OrnaVerum
v 7.00.00
23 Jan 2024
updated 23 Jan 2024

Scalability

As already suggested, it has become an axiom of web-design that each and every feature of each and every page of a successful website should be clearly viewable on all sizes of device from which the website might be accessed, and that this should be achieved seamlessly and automatically.

This criterion is known informally as scalability, or more technically as responsive web design (RWD). To quote the opening line of the Wikipedia article, it's an approach to web design which makes web pages render well on a variety of devices and window or screen sizes ... Content, design and performance are necessary across all devices to ensure [universal] usability and satisfaction.

Section separator

I have to admit to initial scepticism about any such necessity; the content of OrnaVerum is assembled using a Windows desktop PC with a 30x52 cm monitor, as so many of the images are immensely detailed, and I felt that any attempt to access it via (say) a mobile phone was not entirely serious.

But Eboracus has noticed that about 40% or more of public accesses to OrnaVerum are indeed already made by mobile phone, so that it's a matter of courtesy to render those visits as congenial as possible. And to quote once again from Wikipedia, RWD has become more important as the amount of mobile traffic now accounts for more than half of total internet traffic. Indeed, Google announced 'Mobilegeddon' in 2015, and started to boost the ratings of sites that are mobile friendly if the search was made from a mobile device.

Section separator

So I fell back on another argument, that much as I welcome public interest in OrnaVerum (especially when visitors make contact to say that they like it, or can tell me more about particular individuals or families that feature in it), ratings are not the be-all and end-all of this enterprise, which is after all merely an online account of intersecting family narratives pertinent to my own. It's not trying to sell anything, or earn any money from advertisements.

But of course, the higher the ratings, the more hits from Google and the more public interest and therefore public input. And as Google preferentially boosts the ratings of mobile-friendly websites, scalability becomes a no-brainer: in fact Eboracus has already started to make each and every page of OrnaVerum as scalable as possible, and that is a long haul as there are thousands of pages to be dealt with.

Section separator

Somerset Maugham, for me the most acute observer of human nature, once remarked that an author writes first for pleasure, later for the pleasure of others and finally for money. I can't remember in which of his many books that featured.

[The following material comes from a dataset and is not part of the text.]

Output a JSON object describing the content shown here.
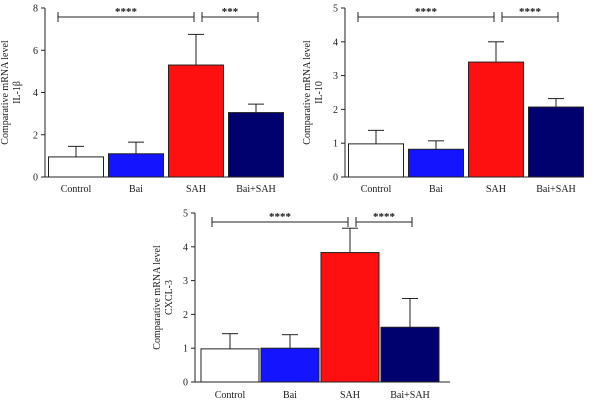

But whatever I have written, about close or extended family history, or of the context in which each happened, was first and foremost either an exciting discovery of things I had never known before, or a cathartic resolution of painful personal things that had been deeply obscured in a Lethean grey fog or suppressed by a kindly mental censor. Either way, personal satisfaction, or peace of mind, was engendered - my mental motto in late teenage years, felix qui potest rerum cognoscere causas, slightly tweaked from Virgil, resurfaced with a vengeance.

The fact that a website is inevitably in the public domain was a secondary matter to start with, compared with getting things clear in my mind as to who did what which way up and to whom, during the murky years of my parents' ascendancy. But as acceptance grew of the importance of ratings, awareness and appreciation of a multitude in the online auditorium has grown too, and, yes, Maugham was right on the second count too.

But not on the third count, as nothing whatsoever herein has been written for profit; although my other hero Samuel Johnson once observed that no man but a blockhead ever wrote except for money, I'm willing to defy him just this once. There are no paid advertisements whatsoever. Worth much more than mere money is the speed and responsiveness of the website itself, a pleasure to browse.

Although ... there is consequently no pressure from advertisers to do what it takes (such as going for scalability) to push up the ratings ... oh dear, a counter-argument, must stop, getting dizzy.